Thanks for this interesting question - I've had a fair bit of a think about it - hope the answer's helpful...
If there are 6.5 billion people in the world currently alive, that does make you 6.5 billion
times more likely (given that you are currently alive) to be someone else than you - at least from my
perspective. Though, in fact, from _my_ perspective you are probably more likely to be you since
not all of those 6.5 billion have internet access, and even fewer know about The Answer Shop!
_However_, since the universe is infinite in size and age, there were/are/will be an infinite
number of living beings _you_ could have been (from an objective perspective), so your chances
of being you (_or_ for that matter, _my_ chances of being _me_) - from an objective perspective -
are actually 0+ (by which I mean an infinitesimal amount).
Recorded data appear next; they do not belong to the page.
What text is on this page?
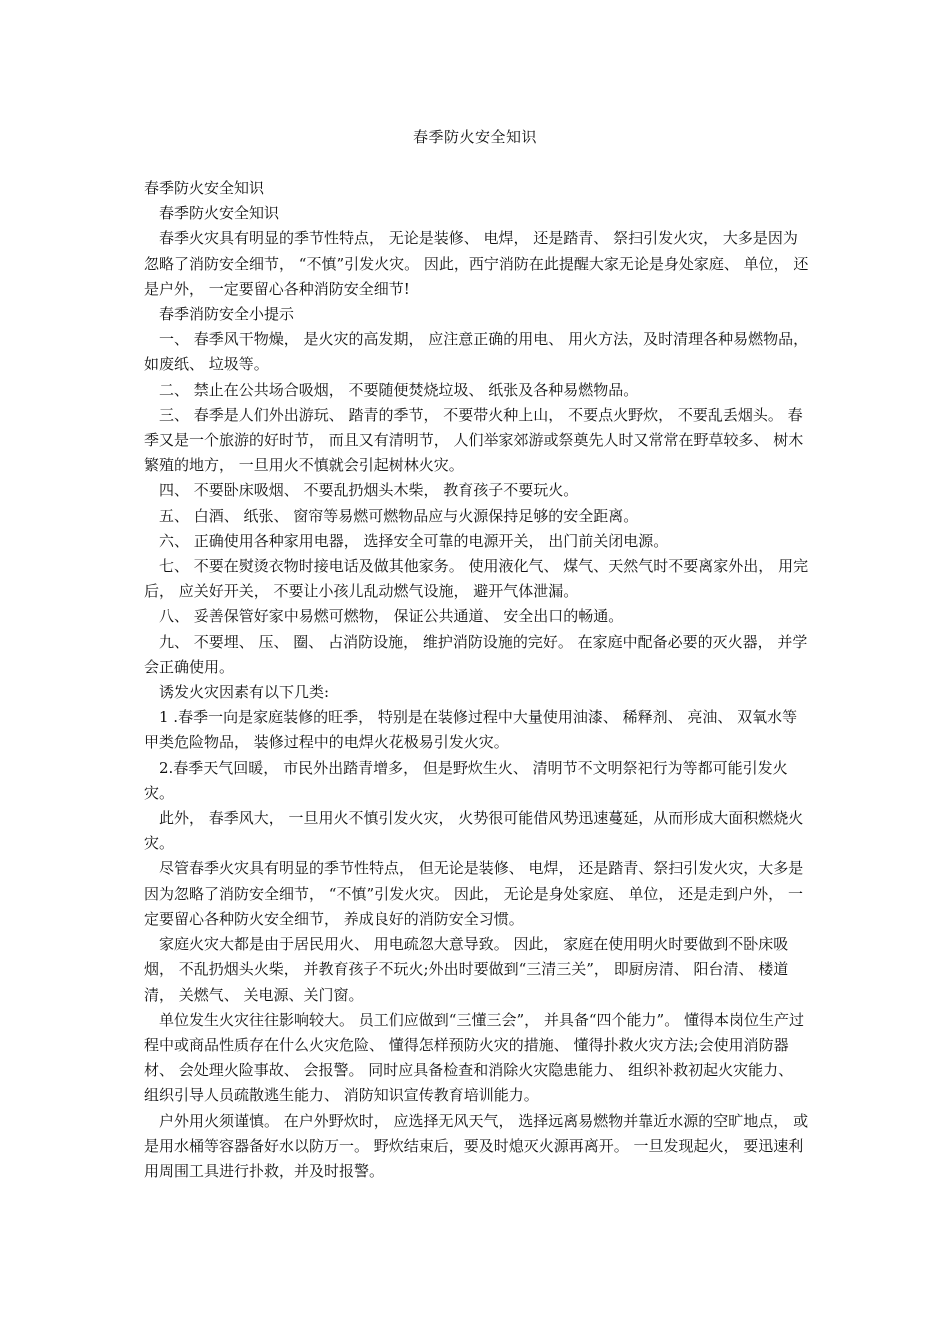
春季防火安全知识

春季防火安全知识

春季防火安全知识

春季火灾具有明显的季节性特点， 无论是装修、 电焊， 还是踏青、 祭扫引发火灾， 大多是因为忽略了消防安全细节， “不慎”引发火灾。 因此，西宁消防在此提醒大家无论是身处家庭、 单位， 还是户外， 一定要留心各种消防安全细节!

春季消防安全小提示

一、 春季风干物燥， 是火灾的高发期， 应注意正确的用电、 用火方法，及时清理各种易燃物品， 如废纸、 垃圾等。

二、 禁止在公共场合吸烟， 不要随便焚烧垃圾、 纸张及各种易燃物品。

三、 春季是人们外出游玩、 踏青的季节， 不要带火种上山， 不要点火野炊， 不要乱丢烟头。 春季又是一个旅游的好时节， 而且又有清明节， 人们举家郊游或祭奠先人时又常常在野草较多、 树木繁殖的地方， 一旦用火不慎就会引起树林火灾。

四、 不要卧床吸烟、 不要乱扔烟头木柴， 教育孩子不要玩火。

五、 白酒、 纸张、 窗帘等易燃可燃物品应与火源保持足够的安全距离。

六、 正确使用各种家用电器， 选择安全可靠的电源开关， 出门前关闭电源。

七、 不要在熨烫衣物时接电话及做其他家务。 使用液化气、 煤气、天然气时不要离家外出， 用完后， 应关好开关， 不要让小孩儿乱动燃气设施， 避开气体泄漏。

八、 妥善保管好家中易燃可燃物， 保证公共通道、 安全出口的畅通。

九、 不要埋、 压、 圈、 占消防设施， 维护消防设施的完好。 在家庭中配备必要的灭火器， 并学会正确使用。

诱发火灾因素有以下几类:

1 .春季一向是家庭装修的旺季， 特别是在装修过程中大量使用油漆、 稀释剂、 亮油、 双氧水等甲类危险物品， 装修过程中的电焊火花极易引发火灾。

2.春季天气回暖， 市民外出踏青增多， 但是野炊生火、 清明节不文明祭祀行为等都可能引发火灾。

此外， 春季风大， 一旦用火不慎引发火灾， 火势很可能借风势迅速蔓延，从而形成大面积燃烧火灾。

尽管春季火灾具有明显的季节性特点， 但无论是装修、 电焊， 还是踏青、祭扫引发火灾，大多是因为忽略了消防安全细节， “不慎”引发火灾。 因此， 无论是身处家庭、 单位， 还是走到户外， 一定要留心各种防火安全细节， 养成良好的消防安全习惯。

家庭火灾大都是由于居民用火、 用电疏忽大意导致。 因此， 家庭在使用明火时要做到不卧床吸烟， 不乱扔烟头火柴， 并教育孩子不玩火;外出时要做到“三清三关”， 即厨房清、 阳台清、 楼道清， 关燃气、 关电源、关门窗。

单位发生火灾往往影响较大。 员工们应做到“三懂三会”， 并具备“四个能力”。 懂得本岗位生产过程中或商品性质存在什么火灾危险、 懂得怎样预防火灾的措施、 懂得扑救火灾方法;会使用消防器材、 会处理火险事故、 会报警。 同时应具备检查和消除火灾隐患能力、 组织补救初起火灾能力、 组织引导人员疏散逃生能力、 消防知识宣传教育培训能力。

户外用火须谨慎。 在户外野炊时， 应选择无风天气， 选择远离易燃物并靠近水源的空旷地点， 或是用水桶等容器备好水以防万一。 野炊结束后，要及时熄灭火源再离开。 一旦发现起火， 要迅速利用周围工具进行扑救，并及时报警。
_However_ again, the fact that _you_ _are_ you, (from your perspective) means that that is the _only_
person you could possibly have been - and there is _no_ luck or probability involved - it's a
dead cert! (i.e. probability 1)
To _mis-_quote a line from one of Pierce Brosnan's James Bond movies I saw recently - "everything
that happens is luck (aleph0 = infinity) except destiny (aleph1 = zero)"
Please bear in mind that everything I say is necessarily from _my_ perspective!! :-)
As regards your parents, from an objective, mathematical, viewpoint, if one accepts that their
probabilities of being themselves are (approx) 6.5 billion to one, then one could fairly argue
that the probability of you being born to the pair of them is (in the face of no other evidence
i.e. all other things being equal) approx (6.5 billion x 6.5 billion) to one. However, there
are several reasons why such a view is oversimplistic, even mathematically, because, for instance
I am sure neither of them chose each other from an equally likely pool of all living humans -
most of which they wouldn't even have met (for geographical reasons if no other). It is always
important when calculating probabilities to state clearly (and often in some detail) your assumptions
as these are directly related to prior probabilities which (as Bayes made clear) can have
dramatic effects on results of probabilistic calculations.
Your question is a very good example of the above:- given an objective standpoint your chances of
being you are zero. Given _your_ standpoint (I'm assuming) your chances of being you are 1. You
can't get much more differing probabilistic results than that!